Mrs. Sayers looked at Mrs. Bell with a glance, which seemed to say, “You who have never known self-denial cannot feel for me,” and remarked, “You surely think one can be too poor to give?”
“I once thought so, but have learned from experience that no better investment can be made, even from the depths of poverty, than giving to the Lord.” Seeing the ladies listening attentively to the conversation, Mrs. Bell continued: “Perhaps, as our work is finished, I can do no better than to give you my experience on the subject.
“During the first twenty-eight years of my life, I was surrounded with wealth; and not until I had been married nine years did I know a want which money could not satisfy or feel the necessity of exertion. Reverses came with fearful suddenness, and before I had recovered from the blow, I found myself the wife of a poor man, with five little children dependent upon our exertions.
“From that hour I lost all thought of anything but the care of my family. Late hours and hard work were my portion, and to my unskilled hands it seemed at first a bitter lot. My husband strove anxiously to gain subsistence, and barely succeeded
“Everything seemed against us. Our well-stocked wardrobe had become so exhausted that I felt justified in absenting myself from the house of God, with my children, for want of suitable apparel. While in this low condition, I went to church one evening, when my poverty-stricken appearance would escape notice, and took my seat near the door. An agent from the West preached, and begged contributions to the home missionary cause.
“I tried in vain to sleep that night. The words of the text, ‘Give, and it shall be given unto you; good measure, pressed down, and shaken together, and running over, shall men give into your bosom,’ seemed continually sounding in my ears. The eloquent entreaty of the speaker to all, however poor, to give a mite to the Lord, and receive the promised blessing, seemed addressed to me. I rose early the next morning, and looked over all my worldly goods in search of something worth bestowing, but in vain; the promised blessing seemed beyond my reach.
“Hearing that the ladies of the church had filled a box for the missionary’s family, I made one more effort to spare something. All was poor and threadbare. What should I do? At last I thought of my towels. I had six, of course brown linen, but little worn. They seemed a scanty supply for a family of seven; and yet I took one from the number, and, putting it into my pocket, hastened to the house where the box was kept, and quietly slipped it in. I returned home with a light heart, feeling that my Saviour’s eye had seen my sacrifice, and would bless my effort.

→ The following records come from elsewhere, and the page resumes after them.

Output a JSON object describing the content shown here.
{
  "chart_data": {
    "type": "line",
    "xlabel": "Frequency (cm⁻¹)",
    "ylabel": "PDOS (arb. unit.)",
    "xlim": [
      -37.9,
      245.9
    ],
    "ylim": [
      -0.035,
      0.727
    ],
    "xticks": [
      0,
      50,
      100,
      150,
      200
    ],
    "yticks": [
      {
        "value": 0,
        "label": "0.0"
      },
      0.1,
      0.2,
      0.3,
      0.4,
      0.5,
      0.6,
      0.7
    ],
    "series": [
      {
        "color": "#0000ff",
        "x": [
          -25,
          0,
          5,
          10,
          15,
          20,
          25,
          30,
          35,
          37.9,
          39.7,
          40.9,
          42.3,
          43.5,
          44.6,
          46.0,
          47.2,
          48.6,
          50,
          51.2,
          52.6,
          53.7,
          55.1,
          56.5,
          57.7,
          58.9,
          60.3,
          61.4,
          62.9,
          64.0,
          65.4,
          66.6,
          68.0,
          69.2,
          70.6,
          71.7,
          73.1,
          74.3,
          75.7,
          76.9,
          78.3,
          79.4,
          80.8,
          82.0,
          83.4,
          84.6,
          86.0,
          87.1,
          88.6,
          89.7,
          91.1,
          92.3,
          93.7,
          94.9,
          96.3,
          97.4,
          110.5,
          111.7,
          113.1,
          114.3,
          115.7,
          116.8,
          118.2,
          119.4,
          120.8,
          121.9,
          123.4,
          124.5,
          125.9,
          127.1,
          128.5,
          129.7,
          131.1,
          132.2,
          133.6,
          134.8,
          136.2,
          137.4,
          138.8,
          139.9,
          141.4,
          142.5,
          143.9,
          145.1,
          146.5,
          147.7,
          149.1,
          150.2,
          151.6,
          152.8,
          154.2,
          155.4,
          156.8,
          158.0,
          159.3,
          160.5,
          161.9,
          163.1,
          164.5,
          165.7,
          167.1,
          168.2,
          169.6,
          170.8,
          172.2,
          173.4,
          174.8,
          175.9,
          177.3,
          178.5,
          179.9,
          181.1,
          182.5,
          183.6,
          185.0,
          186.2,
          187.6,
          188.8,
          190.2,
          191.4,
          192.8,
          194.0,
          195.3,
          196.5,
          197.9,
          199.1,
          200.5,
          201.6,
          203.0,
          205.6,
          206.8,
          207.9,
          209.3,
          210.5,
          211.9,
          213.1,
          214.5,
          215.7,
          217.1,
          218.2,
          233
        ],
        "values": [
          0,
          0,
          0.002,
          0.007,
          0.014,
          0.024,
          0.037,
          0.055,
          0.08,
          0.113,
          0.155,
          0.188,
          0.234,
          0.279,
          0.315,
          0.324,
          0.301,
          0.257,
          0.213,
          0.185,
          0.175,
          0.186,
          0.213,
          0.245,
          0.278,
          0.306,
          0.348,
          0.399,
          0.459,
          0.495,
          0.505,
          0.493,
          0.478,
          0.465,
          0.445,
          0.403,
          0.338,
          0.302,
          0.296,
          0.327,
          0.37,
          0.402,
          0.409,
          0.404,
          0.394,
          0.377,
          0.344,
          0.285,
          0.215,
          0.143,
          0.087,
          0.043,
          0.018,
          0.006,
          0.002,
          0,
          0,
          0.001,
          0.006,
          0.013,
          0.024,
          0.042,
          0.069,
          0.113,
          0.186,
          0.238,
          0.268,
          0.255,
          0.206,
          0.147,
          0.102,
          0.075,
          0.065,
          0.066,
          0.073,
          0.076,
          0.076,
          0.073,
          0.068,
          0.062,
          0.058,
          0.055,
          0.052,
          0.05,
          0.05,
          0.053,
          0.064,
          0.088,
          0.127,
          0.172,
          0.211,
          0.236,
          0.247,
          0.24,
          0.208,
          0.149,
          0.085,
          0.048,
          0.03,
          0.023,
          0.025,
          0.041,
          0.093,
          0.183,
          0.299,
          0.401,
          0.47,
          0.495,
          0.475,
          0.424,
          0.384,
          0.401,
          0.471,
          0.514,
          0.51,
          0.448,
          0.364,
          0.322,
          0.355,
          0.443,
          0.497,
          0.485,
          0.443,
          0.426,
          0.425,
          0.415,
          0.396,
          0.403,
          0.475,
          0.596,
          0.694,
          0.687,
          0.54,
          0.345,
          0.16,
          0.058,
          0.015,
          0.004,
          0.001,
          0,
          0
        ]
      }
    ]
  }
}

“From that day success attended all my husband’s efforts in business. In a few months our means increased so that we were able to attend church and send our children to Sabbath-school, and before ten years had passed, our former prosperity had returned fourfold.”
“Well,” exclaimed Mrs. Sayers, “if we all had such a self-denying spirit, we might fill another box at once. I will never again think that I am too poor to give.”